A scene from "Bronx Bombers," on Broadway. Credit: Joan Marcus

"Look, I may be nostalgic, but I don't like to live in the past." So said Yogi Berra in one of the Yankee icon's famous Yogi-locutions, unless maybe he didn't say it because, as he also supposedly said, "I really didn't say everything I said."

Or so he says in "Bronx Bombers," Eric Simonson's sentimental, nostalgic, mildly diverting love letter to the Yanks, which has opened on Broadway, recast with Peter Scolari as Yogi, after a lukewarm reception Off-Broadway last fall.

Like Simonson's "Lombardi," heavily promoted by the NFL, and his "Magic/Bird," connected to the NBA, "Bronx Bombers" is presented in association with the Yankees and Major League Baseball Properties.

In other words, this is official sports-niche theater, a reverential genre discovered and filled since 2010 by author/director Simonson and his producers. The lobby of the theater is festooned with colorful memorabilia and, inside, the audience sits on all four sides as if facing the field.
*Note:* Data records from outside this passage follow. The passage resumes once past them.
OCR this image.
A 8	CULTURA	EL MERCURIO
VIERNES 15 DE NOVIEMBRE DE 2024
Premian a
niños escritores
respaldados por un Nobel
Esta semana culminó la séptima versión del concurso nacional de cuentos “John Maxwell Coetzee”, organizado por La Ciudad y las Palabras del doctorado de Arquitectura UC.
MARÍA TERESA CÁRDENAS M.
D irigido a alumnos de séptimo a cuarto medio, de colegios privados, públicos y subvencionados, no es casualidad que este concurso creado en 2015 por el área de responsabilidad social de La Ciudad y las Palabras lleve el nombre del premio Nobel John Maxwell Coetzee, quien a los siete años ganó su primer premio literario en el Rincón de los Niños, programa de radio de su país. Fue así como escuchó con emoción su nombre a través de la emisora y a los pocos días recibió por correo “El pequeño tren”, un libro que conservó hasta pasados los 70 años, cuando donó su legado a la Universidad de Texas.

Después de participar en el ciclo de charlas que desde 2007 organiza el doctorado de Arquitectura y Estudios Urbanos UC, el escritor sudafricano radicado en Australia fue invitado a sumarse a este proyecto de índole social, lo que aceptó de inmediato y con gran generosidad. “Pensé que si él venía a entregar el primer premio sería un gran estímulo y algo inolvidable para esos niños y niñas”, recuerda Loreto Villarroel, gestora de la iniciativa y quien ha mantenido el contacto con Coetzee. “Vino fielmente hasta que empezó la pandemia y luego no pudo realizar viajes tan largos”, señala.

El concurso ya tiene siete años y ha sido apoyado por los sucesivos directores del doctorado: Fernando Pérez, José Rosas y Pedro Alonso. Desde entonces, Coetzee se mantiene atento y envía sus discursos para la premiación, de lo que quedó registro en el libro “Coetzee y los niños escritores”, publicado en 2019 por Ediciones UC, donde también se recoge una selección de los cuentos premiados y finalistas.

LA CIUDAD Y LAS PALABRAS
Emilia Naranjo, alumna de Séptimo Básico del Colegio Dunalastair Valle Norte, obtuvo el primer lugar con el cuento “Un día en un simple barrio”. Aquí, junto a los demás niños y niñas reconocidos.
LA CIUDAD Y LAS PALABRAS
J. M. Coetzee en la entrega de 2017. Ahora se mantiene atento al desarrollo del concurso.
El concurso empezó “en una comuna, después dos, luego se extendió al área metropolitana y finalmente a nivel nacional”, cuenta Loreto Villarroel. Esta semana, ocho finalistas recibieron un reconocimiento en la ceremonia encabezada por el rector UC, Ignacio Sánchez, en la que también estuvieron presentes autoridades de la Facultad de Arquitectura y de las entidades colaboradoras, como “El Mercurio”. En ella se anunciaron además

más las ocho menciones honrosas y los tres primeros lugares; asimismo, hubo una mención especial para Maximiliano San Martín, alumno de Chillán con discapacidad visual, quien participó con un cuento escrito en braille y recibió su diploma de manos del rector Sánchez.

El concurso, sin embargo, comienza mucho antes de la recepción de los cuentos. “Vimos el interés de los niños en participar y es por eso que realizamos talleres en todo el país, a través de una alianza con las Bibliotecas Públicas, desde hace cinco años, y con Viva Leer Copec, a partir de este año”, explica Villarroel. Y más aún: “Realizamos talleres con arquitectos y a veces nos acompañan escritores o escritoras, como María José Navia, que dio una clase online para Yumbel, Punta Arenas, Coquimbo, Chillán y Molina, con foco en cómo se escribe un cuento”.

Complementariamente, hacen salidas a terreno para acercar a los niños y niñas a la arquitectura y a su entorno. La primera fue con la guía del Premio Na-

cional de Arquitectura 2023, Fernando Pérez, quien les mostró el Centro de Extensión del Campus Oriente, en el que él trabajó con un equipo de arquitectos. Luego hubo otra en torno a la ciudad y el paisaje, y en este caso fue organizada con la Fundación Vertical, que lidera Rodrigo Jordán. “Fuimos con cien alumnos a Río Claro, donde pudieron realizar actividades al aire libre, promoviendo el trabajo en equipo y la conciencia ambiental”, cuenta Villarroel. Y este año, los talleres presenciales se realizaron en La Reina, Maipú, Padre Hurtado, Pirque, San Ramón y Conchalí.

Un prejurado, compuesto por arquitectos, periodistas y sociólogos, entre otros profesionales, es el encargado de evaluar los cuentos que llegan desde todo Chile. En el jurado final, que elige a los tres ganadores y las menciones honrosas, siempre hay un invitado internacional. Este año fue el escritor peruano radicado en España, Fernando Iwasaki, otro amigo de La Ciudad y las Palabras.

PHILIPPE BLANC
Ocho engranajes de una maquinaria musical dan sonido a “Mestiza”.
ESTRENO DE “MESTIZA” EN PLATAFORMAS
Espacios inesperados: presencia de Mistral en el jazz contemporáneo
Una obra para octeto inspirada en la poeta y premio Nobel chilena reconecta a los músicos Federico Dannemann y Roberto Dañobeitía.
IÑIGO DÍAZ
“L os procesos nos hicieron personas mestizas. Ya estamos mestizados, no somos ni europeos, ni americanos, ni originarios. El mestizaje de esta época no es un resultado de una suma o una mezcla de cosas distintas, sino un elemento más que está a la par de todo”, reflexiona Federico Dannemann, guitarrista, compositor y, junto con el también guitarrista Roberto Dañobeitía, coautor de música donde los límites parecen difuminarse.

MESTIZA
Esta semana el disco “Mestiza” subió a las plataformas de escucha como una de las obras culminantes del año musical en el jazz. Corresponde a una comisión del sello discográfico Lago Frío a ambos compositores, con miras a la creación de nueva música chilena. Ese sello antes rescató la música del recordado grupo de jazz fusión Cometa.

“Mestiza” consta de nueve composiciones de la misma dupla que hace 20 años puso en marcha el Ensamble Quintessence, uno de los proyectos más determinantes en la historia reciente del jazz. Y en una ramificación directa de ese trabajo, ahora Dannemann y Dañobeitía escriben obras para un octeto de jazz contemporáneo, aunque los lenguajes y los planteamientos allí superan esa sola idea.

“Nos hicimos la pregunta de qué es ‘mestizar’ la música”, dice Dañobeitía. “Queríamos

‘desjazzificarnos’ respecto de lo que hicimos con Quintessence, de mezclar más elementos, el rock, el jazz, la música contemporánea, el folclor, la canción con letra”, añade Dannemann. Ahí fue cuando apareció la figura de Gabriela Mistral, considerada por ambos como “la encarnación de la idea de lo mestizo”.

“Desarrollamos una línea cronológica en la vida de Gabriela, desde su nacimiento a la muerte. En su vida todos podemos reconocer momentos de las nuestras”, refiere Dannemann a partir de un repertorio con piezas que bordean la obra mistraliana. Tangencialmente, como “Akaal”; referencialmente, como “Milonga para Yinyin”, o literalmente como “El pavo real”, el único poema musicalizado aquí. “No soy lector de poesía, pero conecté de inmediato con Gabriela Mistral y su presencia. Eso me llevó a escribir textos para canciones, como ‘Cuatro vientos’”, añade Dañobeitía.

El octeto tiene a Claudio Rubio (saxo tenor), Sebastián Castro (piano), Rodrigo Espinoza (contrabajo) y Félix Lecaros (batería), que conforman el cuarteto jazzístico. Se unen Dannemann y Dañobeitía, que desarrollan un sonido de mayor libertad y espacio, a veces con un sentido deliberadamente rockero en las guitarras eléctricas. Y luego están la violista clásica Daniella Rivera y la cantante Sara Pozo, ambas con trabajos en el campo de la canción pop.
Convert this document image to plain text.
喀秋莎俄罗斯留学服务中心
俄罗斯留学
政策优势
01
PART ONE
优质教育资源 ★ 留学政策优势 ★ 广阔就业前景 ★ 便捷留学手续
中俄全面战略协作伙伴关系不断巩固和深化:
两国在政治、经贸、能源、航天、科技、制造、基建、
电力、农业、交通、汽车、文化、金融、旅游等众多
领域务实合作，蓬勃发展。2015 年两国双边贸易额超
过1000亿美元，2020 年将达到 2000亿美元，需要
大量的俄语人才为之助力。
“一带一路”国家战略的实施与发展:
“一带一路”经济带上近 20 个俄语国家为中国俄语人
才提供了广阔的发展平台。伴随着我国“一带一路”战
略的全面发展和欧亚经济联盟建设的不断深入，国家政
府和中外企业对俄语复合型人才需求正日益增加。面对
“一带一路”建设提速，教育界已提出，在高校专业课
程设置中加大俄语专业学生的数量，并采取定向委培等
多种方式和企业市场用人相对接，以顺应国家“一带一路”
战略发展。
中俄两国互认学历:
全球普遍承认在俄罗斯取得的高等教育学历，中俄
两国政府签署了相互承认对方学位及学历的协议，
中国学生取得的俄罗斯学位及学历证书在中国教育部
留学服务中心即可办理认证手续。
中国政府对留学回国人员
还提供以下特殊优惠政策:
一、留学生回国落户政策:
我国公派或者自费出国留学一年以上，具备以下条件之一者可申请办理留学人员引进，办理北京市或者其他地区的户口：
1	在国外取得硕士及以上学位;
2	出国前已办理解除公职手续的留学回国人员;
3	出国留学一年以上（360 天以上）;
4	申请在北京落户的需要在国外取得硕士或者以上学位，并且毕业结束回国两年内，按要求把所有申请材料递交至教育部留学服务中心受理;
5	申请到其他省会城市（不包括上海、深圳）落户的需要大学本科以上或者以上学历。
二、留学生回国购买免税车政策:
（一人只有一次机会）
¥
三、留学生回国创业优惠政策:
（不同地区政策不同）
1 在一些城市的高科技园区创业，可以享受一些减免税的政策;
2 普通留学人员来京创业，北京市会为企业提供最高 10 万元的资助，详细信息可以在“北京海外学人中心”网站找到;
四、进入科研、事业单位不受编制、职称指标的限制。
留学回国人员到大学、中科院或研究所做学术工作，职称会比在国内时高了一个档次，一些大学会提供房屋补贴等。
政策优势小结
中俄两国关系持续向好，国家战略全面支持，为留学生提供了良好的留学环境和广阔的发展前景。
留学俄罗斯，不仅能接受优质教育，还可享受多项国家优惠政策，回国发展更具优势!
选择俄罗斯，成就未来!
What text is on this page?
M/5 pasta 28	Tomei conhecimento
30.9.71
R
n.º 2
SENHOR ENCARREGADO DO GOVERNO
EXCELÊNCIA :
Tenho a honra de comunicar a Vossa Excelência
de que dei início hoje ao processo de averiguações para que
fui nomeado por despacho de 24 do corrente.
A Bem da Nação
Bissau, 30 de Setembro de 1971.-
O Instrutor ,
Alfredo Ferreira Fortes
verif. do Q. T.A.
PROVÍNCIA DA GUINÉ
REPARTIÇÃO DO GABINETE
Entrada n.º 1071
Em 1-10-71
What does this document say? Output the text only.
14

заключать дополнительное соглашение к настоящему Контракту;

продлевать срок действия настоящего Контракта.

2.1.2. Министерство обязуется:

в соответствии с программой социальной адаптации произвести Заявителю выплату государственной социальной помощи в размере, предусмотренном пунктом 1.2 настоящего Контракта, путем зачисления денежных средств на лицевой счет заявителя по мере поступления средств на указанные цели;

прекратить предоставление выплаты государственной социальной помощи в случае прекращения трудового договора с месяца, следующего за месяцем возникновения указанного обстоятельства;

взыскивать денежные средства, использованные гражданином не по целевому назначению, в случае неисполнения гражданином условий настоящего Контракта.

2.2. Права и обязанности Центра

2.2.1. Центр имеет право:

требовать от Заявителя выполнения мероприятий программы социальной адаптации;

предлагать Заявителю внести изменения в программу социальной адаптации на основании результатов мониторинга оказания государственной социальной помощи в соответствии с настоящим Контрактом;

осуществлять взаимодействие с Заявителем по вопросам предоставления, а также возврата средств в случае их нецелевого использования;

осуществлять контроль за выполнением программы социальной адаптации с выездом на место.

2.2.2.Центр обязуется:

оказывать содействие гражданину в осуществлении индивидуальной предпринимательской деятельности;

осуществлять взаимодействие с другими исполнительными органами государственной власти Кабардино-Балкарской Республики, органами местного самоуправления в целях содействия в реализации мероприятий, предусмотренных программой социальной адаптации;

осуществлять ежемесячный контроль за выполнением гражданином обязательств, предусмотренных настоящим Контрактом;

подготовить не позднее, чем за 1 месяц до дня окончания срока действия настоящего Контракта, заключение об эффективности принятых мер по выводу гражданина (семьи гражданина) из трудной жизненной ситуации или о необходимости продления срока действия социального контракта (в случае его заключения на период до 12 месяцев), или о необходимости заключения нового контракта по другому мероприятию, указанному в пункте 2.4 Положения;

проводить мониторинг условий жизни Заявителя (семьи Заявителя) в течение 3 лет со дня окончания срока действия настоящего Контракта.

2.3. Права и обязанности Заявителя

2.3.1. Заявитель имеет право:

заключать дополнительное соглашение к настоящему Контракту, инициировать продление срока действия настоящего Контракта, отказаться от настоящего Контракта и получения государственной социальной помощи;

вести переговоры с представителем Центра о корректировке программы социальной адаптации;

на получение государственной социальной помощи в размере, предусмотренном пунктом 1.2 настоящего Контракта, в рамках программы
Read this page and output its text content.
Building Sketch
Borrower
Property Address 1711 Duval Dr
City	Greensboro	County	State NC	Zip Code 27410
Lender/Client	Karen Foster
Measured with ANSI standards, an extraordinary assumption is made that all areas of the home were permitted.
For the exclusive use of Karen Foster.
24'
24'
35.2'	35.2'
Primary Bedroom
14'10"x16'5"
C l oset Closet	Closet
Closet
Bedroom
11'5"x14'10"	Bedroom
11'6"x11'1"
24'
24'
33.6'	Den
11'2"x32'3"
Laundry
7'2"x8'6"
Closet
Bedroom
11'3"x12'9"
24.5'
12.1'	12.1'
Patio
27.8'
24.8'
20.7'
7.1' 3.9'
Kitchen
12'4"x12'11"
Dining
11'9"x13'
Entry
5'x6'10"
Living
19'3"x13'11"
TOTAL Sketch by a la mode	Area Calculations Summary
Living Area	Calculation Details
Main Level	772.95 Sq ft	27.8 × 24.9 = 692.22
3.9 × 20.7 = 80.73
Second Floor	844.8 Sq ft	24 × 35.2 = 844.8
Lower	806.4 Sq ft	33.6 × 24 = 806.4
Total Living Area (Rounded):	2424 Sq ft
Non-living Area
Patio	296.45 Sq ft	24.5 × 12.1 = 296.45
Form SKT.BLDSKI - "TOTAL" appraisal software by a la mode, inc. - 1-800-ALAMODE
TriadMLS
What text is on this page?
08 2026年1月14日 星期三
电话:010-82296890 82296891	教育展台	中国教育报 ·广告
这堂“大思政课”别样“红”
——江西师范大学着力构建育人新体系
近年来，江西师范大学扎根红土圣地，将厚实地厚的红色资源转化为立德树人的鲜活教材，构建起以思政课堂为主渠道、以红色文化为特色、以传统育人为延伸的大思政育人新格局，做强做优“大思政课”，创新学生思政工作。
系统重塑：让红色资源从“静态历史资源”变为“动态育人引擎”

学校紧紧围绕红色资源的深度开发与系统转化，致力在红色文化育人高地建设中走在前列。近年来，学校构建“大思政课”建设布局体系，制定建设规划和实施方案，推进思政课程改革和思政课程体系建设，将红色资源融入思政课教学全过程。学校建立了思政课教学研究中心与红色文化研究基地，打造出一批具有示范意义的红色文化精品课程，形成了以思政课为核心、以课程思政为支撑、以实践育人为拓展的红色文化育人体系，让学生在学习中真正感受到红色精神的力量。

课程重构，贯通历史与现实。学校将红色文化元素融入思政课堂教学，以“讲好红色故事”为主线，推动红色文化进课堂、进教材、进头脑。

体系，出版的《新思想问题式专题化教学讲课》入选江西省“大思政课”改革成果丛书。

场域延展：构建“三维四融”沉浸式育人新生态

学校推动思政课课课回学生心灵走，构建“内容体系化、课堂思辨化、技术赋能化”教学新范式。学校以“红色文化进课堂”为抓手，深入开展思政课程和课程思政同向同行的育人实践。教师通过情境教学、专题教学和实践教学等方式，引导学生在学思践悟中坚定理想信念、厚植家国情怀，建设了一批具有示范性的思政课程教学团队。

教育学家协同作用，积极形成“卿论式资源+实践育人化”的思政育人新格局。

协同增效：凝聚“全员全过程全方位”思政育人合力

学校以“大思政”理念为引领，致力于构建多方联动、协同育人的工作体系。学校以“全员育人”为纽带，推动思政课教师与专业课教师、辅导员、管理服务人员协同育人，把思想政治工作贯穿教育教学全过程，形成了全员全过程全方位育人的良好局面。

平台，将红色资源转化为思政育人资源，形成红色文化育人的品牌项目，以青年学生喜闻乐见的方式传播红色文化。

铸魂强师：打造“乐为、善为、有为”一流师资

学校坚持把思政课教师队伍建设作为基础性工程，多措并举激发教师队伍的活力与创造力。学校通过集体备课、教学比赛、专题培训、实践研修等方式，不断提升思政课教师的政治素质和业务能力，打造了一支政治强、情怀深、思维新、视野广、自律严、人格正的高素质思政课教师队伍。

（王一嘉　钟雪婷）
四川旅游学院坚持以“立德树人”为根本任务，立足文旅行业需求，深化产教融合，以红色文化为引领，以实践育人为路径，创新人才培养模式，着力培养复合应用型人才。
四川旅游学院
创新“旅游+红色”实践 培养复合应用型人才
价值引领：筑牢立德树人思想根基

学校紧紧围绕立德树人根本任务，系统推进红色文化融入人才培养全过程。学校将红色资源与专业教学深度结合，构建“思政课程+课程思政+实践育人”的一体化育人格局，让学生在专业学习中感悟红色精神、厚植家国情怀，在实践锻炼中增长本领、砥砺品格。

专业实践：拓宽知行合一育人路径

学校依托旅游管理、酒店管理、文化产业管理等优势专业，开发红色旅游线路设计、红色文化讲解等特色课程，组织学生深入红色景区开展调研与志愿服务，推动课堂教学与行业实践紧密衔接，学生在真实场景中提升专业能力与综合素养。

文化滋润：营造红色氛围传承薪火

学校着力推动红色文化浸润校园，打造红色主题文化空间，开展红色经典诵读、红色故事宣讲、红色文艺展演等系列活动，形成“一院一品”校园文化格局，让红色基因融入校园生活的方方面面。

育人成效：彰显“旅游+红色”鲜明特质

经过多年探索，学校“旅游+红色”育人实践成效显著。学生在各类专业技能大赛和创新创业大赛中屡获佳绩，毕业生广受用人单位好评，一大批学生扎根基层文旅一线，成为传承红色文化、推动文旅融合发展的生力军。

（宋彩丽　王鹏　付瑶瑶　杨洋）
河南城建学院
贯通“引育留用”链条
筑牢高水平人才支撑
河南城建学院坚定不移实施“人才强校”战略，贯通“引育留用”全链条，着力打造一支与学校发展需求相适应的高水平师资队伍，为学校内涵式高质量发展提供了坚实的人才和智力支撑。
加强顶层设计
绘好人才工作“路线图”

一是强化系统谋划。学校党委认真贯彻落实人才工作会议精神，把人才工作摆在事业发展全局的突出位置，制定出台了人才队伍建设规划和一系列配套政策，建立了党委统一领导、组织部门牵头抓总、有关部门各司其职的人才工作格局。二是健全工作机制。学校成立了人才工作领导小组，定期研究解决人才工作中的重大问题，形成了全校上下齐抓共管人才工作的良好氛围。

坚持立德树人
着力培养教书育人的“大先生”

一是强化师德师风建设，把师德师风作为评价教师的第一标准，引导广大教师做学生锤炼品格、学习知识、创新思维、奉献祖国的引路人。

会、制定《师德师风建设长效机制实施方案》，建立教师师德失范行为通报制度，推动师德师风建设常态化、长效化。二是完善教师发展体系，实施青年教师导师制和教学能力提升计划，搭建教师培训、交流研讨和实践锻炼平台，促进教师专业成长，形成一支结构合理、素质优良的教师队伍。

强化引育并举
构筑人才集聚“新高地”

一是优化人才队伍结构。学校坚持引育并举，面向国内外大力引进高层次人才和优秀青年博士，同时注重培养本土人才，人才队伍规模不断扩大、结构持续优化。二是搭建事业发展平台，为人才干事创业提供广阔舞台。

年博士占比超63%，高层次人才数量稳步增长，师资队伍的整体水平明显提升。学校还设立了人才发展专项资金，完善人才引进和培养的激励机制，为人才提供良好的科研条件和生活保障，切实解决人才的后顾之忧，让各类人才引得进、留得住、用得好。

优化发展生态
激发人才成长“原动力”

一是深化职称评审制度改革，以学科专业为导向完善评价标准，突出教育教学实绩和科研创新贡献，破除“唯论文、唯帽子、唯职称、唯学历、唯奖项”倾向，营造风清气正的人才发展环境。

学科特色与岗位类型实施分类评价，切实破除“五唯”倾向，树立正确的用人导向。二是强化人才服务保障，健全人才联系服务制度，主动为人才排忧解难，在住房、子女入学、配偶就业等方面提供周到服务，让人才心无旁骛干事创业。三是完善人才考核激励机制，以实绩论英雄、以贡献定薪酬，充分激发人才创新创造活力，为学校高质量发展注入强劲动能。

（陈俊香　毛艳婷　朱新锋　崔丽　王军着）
The first act is pegged to a 1977 flashpoint, when manager Billy Martin (Keith Nobbs in moody-cowboy black) dared to take star Reggie Jackson out of a game against the Red Sox game in the middle of an inning. After Yogi tries to make things right at a secret hotel meeting, he returns home to the supportive missus (Tracy Shayne, Scolari's real-life bride) and hallucinates a midnight banquet.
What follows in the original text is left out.